NBA 2K has taken a similar approach to unlockable jerseys throughout the years. In fact, the first game in the series to feature retro uniforms – ESPN NBA Basketball, aka NBA 2K4 – required us to win five games with a team from each Division in order to unlock them. In NBA 2K6 onwards, the series took a similar approach to NBA Live, locking alternate uniforms out of the box and making use of a codes screen to access them. As with NBA Live 06, the Pacers’ new uniforms for the 2006 season were hidden in this way, along with the All-Star jerseys in NBA 2K7, NBA 2K8, and NBA 2K9. Unlockable jerseys remained in the games in some form through NBA 2K13.
Once again, the practice has fallen out of favour this generation, in large part due to the ease of adding new content after a game has launched. On previous generations, that content had to ship on the disc, with codes being used to reveal and unlock it at the appropriate point in the season. Both the codes and the virtual store approach were a way of rewarding players with new content, and these days, there are other ways of doing that. The team building and career modes receive new content regularly, though in the case of NBA 2K in particular, that content has been integrated into a recurrent revenue system. NBA Live’s Reward Points are more similar to the old NBA Points.
Still, the idea of unlocking teams’ jerseys is antiquated now, a throwback to the days before regular content updates and microtransactions.

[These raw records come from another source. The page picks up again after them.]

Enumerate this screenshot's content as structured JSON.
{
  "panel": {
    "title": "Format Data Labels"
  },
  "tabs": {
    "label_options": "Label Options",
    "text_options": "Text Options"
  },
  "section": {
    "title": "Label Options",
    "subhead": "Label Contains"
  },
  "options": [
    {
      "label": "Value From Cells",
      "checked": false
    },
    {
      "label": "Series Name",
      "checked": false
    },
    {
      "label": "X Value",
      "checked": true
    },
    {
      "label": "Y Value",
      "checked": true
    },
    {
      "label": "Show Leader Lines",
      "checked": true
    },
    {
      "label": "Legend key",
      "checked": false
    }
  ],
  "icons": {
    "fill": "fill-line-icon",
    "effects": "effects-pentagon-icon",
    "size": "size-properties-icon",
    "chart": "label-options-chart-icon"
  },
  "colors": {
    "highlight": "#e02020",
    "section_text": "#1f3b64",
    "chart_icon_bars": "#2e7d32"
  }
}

There’s also an expectation that content like retro uniforms will be immediately available in Play Now and franchise modes, and anything that does need to be rolled out over the course of the season can just be added in a patch. With all the grinding that’s necessary to level up a player or collect cards to build a team, I don’t think many gamers would have much interest in unlockable jerseys as well. They’re no longer viable and satisfactory rewards for playing through the modes that are the most popular with basketball gamers today.
Nevertheless, like many outmoded features, there’s something nostalgic about them. They’re a throwback to a time when new content could be unlocked simply by playing the game, and there weren’t any recurrent revenue mechanics tied to cosmetic items. They’re a vestige of cheats menus, which do kind of live on in NBA 2K’s Locker Codes, though it isn’t quite the same. They demonstrate how post-release support has expanded, but also how game design and culture has changed. These days, in-game stores tend to evoke cynicism, frustration, and hostility. In the days of unlockable jerseys, however, visiting the NBA Store was always a rewarding experience.